The foundation of political lesbianism isn’t rooted in the validity of queer identities, but means of rebellion for women against these systems set up by men. Kannan’s choice to become lesbian wasn’t solely rooted in her attraction to women, but her aversion to men and her justifiable disdain towards the patriarchy.
Listen, if you resonate with Kannan’s testimony and sentiment in choosing to be lesbians, by all means, do you, but this doesn’t make you queer in the slightest. Hell, it doesn’t make you a lesbian. Simply because – and I cannot stress this enough – you can not CHOOSE to be gay.

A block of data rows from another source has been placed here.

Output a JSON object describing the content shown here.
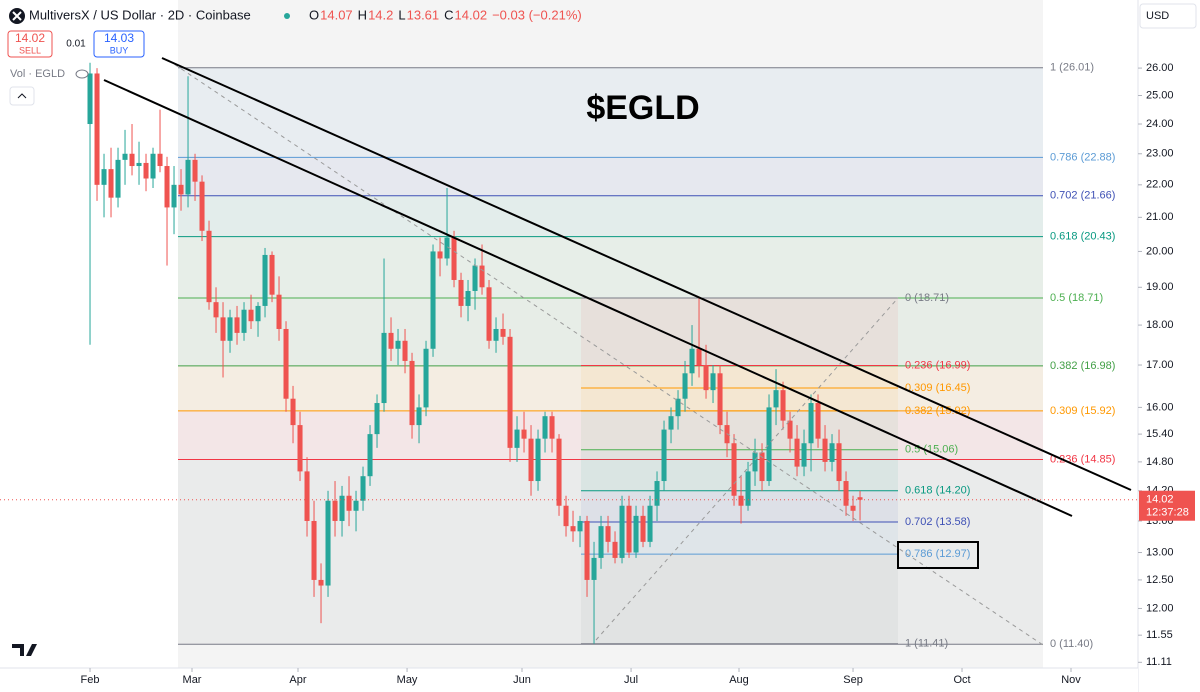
{
  "header": {
    "symbol": "MultiversX / US Dollar · 2D · Coinbase",
    "ohlc_labels": [
      "O",
      "H",
      "L",
      "C"
    ],
    "change": "−0.03 (−0.21%)",
    "sell_price": "14.02",
    "sell_label": "SELL",
    "buy_price": "14.03",
    "buy_label": "BUY",
    "spread": "0.01",
    "volume_label": "Vol · EGLD",
    "currency": "USD",
    "countdown": "12:37:28"
  },
  "chart_data": {
    "type": "candlestick",
    "title": "$EGLD",
    "log_scale": true,
    "grid": false,
    "up_color": "#26a69a",
    "down_color": "#ef5350",
    "open": [
      24.0,
      25.8,
      22.0,
      22.5,
      21.6,
      22.8,
      23.0,
      22.6,
      22.7,
      22.2,
      23.0,
      22.6,
      21.3,
      22.0,
      21.7,
      22.8,
      22.1,
      20.6,
      18.6,
      18.2,
      17.6,
      18.2,
      17.8,
      18.4,
      18.1,
      18.5,
      19.9,
      18.8,
      17.9,
      16.2,
      15.6,
      14.6,
      13.6,
      12.5,
      12.4,
      14.0,
      13.6,
      14.1,
      13.8,
      14.0,
      14.5,
      15.4,
      16.1,
      17.8,
      17.4,
      17.6,
      17.1,
      15.6,
      16.0,
      17.4,
      20.0,
      19.8,
      20.4,
      19.2,
      18.5,
      18.9,
      19.6,
      19.0,
      17.6,
      17.9,
      17.7,
      15.1,
      15.5,
      15.3,
      14.4,
      15.3,
      15.8,
      15.3,
      13.9,
      13.5,
      13.4,
      13.6,
      12.5,
      12.9,
      13.5,
      13.2,
      12.9,
      13.9,
      13.0,
      13.7,
      13.2,
      13.9,
      14.4,
      15.5,
      15.8,
      16.2,
      16.8,
      17.4,
      17.0,
      16.4,
      16.8,
      15.6,
      15.2,
      14.1,
      13.9,
      14.6,
      15.0,
      14.4,
      16.0,
      16.4,
      15.7,
      15.3,
      14.7,
      15.2,
      16.1,
      15.3,
      14.8,
      15.2,
      14.4,
      13.9,
      14.07
    ],
    "high": [
      26.2,
      26.0,
      23.0,
      23.2,
      23.2,
      23.8,
      24.0,
      23.4,
      23.0,
      23.2,
      24.5,
      22.9,
      22.6,
      22.5,
      25.7,
      23.0,
      22.3,
      20.9,
      19.0,
      18.6,
      18.4,
      18.5,
      18.6,
      18.8,
      18.6,
      20.1,
      20.0,
      19.3,
      18.1,
      16.5,
      15.9,
      14.9,
      14.0,
      12.8,
      14.2,
      14.4,
      14.3,
      14.5,
      14.2,
      14.7,
      15.6,
      16.3,
      19.8,
      18.2,
      17.9,
      17.9,
      17.3,
      16.3,
      17.6,
      20.2,
      20.4,
      21.9,
      20.6,
      19.4,
      19.2,
      19.8,
      20.2,
      19.2,
      18.2,
      18.3,
      17.9,
      15.8,
      15.9,
      15.6,
      15.5,
      15.9,
      15.9,
      15.4,
      14.1,
      13.8,
      13.7,
      13.7,
      13.2,
      13.7,
      13.7,
      13.4,
      14.1,
      14.1,
      13.9,
      13.9,
      14.1,
      14.6,
      15.7,
      16.0,
      16.4,
      17.1,
      18.0,
      18.71,
      17.5,
      17.0,
      17.0,
      15.9,
      15.4,
      14.5,
      14.8,
      15.3,
      15.2,
      16.3,
      16.9,
      16.6,
      15.9,
      15.6,
      15.5,
      16.3,
      16.3,
      15.6,
      15.4,
      15.5,
      14.6,
      14.1,
      14.2
    ],
    "low": [
      17.5,
      21.5,
      21.0,
      21.0,
      21.3,
      22.0,
      22.3,
      22.0,
      21.8,
      21.9,
      22.4,
      19.6,
      20.5,
      21.2,
      21.3,
      21.5,
      20.3,
      18.4,
      17.8,
      16.7,
      17.3,
      17.5,
      17.6,
      17.9,
      17.7,
      18.2,
      18.6,
      17.6,
      15.9,
      15.2,
      14.4,
      13.3,
      12.2,
      11.75,
      12.2,
      13.3,
      13.3,
      13.5,
      13.4,
      13.8,
      14.3,
      15.1,
      15.9,
      17.1,
      17.0,
      16.8,
      15.3,
      15.2,
      15.8,
      17.2,
      19.3,
      19.6,
      19.0,
      18.2,
      18.1,
      18.4,
      18.8,
      17.4,
      17.3,
      17.5,
      14.8,
      14.8,
      15.0,
      14.1,
      14.2,
      15.0,
      15.0,
      13.7,
      13.3,
      13.2,
      13.1,
      12.2,
      11.41,
      12.7,
      13.0,
      12.8,
      12.8,
      12.9,
      12.9,
      13.1,
      13.1,
      13.6,
      14.2,
      15.2,
      15.5,
      15.9,
      16.5,
      16.7,
      16.2,
      16.1,
      15.4,
      14.9,
      13.9,
      13.55,
      13.8,
      14.3,
      14.2,
      14.3,
      15.6,
      15.5,
      15.0,
      14.5,
      14.5,
      14.6,
      15.1,
      14.6,
      14.6,
      14.2,
      13.7,
      13.6,
      13.61
    ],
    "close": [
      25.8,
      22.0,
      22.5,
      21.6,
      22.8,
      23.0,
      22.6,
      22.7,
      22.2,
      23.0,
      22.6,
      21.3,
      22.0,
      21.7,
      22.8,
      22.1,
      20.6,
      18.6,
      18.2,
      17.6,
      18.2,
      17.8,
      18.4,
      18.1,
      18.5,
      19.9,
      18.8,
      17.9,
      16.2,
      15.6,
      14.6,
      13.6,
      12.5,
      12.4,
      14.0,
      13.6,
      14.1,
      13.8,
      14.0,
      14.5,
      15.4,
      16.1,
      17.8,
      17.4,
      17.6,
      17.1,
      15.6,
      16.0,
      17.4,
      20.0,
      19.8,
      20.4,
      19.2,
      18.5,
      18.9,
      19.6,
      19.0,
      17.6,
      17.9,
      17.7,
      15.1,
      15.5,
      15.3,
      14.4,
      15.3,
      15.8,
      15.3,
      13.9,
      13.5,
      13.4,
      13.6,
      12.5,
      12.9,
      13.5,
      13.2,
      12.9,
      13.9,
      13.0,
      13.7,
      13.2,
      13.9,
      14.4,
      15.5,
      15.8,
      16.2,
      16.8,
      17.4,
      17.0,
      16.4,
      16.8,
      15.6,
      15.2,
      14.1,
      13.9,
      14.6,
      15.0,
      14.4,
      16.0,
      16.4,
      15.7,
      15.3,
      14.7,
      15.2,
      16.1,
      15.3,
      14.8,
      15.2,
      14.4,
      13.9,
      13.8,
      14.02
    ],
    "xlim": [
      -12.86,
      149.71
    ],
    "xticks": [
      {
        "value": 0,
        "label": "Feb"
      },
      {
        "value": 14.57,
        "label": "Mar"
      },
      {
        "value": 29.71,
        "label": "Apr"
      },
      {
        "value": 45.29,
        "label": "May"
      },
      {
        "value": 61.71,
        "label": "Jun"
      },
      {
        "value": 77.29,
        "label": "Jul"
      },
      {
        "value": 92.71,
        "label": "Aug"
      },
      {
        "value": 109,
        "label": "Sep"
      },
      {
        "value": 124.57,
        "label": "Oct"
      },
      {
        "value": 140.14,
        "label": "Nov"
      }
    ],
    "ylim": [
      11.02,
      28.66
    ],
    "yticks": [
      {
        "value": 26,
        "label": "26.00"
      },
      {
        "value": 25,
        "label": "25.00"
      },
      {
        "value": 24,
        "label": "24.00"
      },
      {
        "value": 23,
        "label": "23.00"
      },
      {
        "value": 22,
        "label": "22.00"
      },
      {
        "value": 21,
        "label": "21.00"
      },
      {
        "value": 20,
        "label": "20.00"
      },
      {
        "value": 19,
        "label": "19.00"
      },
      {
        "value": 18,
        "label": "18.00"
      },
      {
        "value": 17,
        "label": "17.00"
      },
      {
        "value": 16,
        "label": "16.00"
      },
      {
        "value": 15.4,
        "label": "15.40"
      },
      {
        "value": 14.8,
        "label": "14.80"
      },
      {
        "value": 14.2,
        "label": "14.20"
      },
      {
        "value": 13.6,
        "label": "13.60"
      },
      {
        "value": 13,
        "label": "13.00"
      },
      {
        "value": 12.5,
        "label": "12.50"
      },
      {
        "value": 12,
        "label": "12.00"
      },
      {
        "value": 11.55,
        "label": "11.55"
      },
      {
        "value": 11.11,
        "label": "11.11"
      }
    ],
    "fib_left": [
      {
        "label": "1 (26.01)",
        "value": 26.01,
        "color": "#787b86"
      },
      {
        "label": "0.786 (22.88)",
        "value": 22.88,
        "color": "#5b9bd5"
      },
      {
        "label": "0.702 (21.66)",
        "value": 21.66,
        "color": "#3f51b5"
      },
      {
        "label": "0.618 (20.43)",
        "value": 20.43,
        "color": "#089981"
      },
      {
        "label": "0.5 (18.71)",
        "value": 18.71,
        "color": "#4caf50"
      },
      {
        "label": "0.382 (16.98)",
        "value": 16.98,
        "color": "#43a047"
      },
      {
        "label": "0.309 (15.92)",
        "value": 15.92,
        "color": "#ff9800"
      },
      {
        "label": "0.236 (14.85)",
        "value": 14.85,
        "color": "#f23645"
      },
      {
        "label": "0 (11.40)",
        "value": 11.4,
        "color": "#787b86"
      }
    ],
    "fib_right": [
      {
        "label": "0 (18.71)",
        "value": 18.71,
        "color": "#787b86"
      },
      {
        "label": "0.236 (16.99)",
        "value": 16.99,
        "color": "#f23645"
      },
      {
        "label": "0.309 (16.45)",
        "value": 16.45,
        "color": "#ff9800"
      },
      {
        "label": "0.382 (15.92)",
        "value": 15.92,
        "color": "#ff9800"
      },
      {
        "label": "0.5 (15.06)",
        "value": 15.06,
        "color": "#4caf50"
      },
      {
        "label": "0.618 (14.20)",
        "value": 14.2,
        "color": "#089981"
      },
      {
        "label": "0.702 (13.58)",
        "value": 13.58,
        "color": "#3f51b5"
      },
      {
        "label": "0.786 (12.97)",
        "value": 12.97,
        "color": "#5b9bd5"
      },
      {
        "label": "1 (11.41)",
        "value": 11.41,
        "color": "#787b86"
      }
    ]
  }
}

This entire article platformed a perspective that is not only misinformed but also dangerous and amplifies stigmas against queer people. To discredit the
“Born this way” phrase and state that queer people can choose to be gay blurs the line between gay existence and political affiliation, even when those two exist separately. It reassures ignorant bigots that queer people are deciding to be queer and thus can decide to be queer. It reaffirms dangerous infrastructures like conversion therapy and “ex-gay” ministries, programs that have sacrificed the lives of many queer folk.
Kannan’s article may have been for the sake of encouraging women to decenter men, but it was at the expense of the community she claims to love so much. It’s contradicting and so incredibly dangerous to the lives of queer folk.
This entire article reeked of internalized biphobia and insecurities with being attracted to men during a time when women’s autonomy is being threatened every day. I empathize with the sentiment. However, assigning a label that represents political activism rather than a depiction of intrinsic attraction is misleading and dangerous to the community you are affiliating with.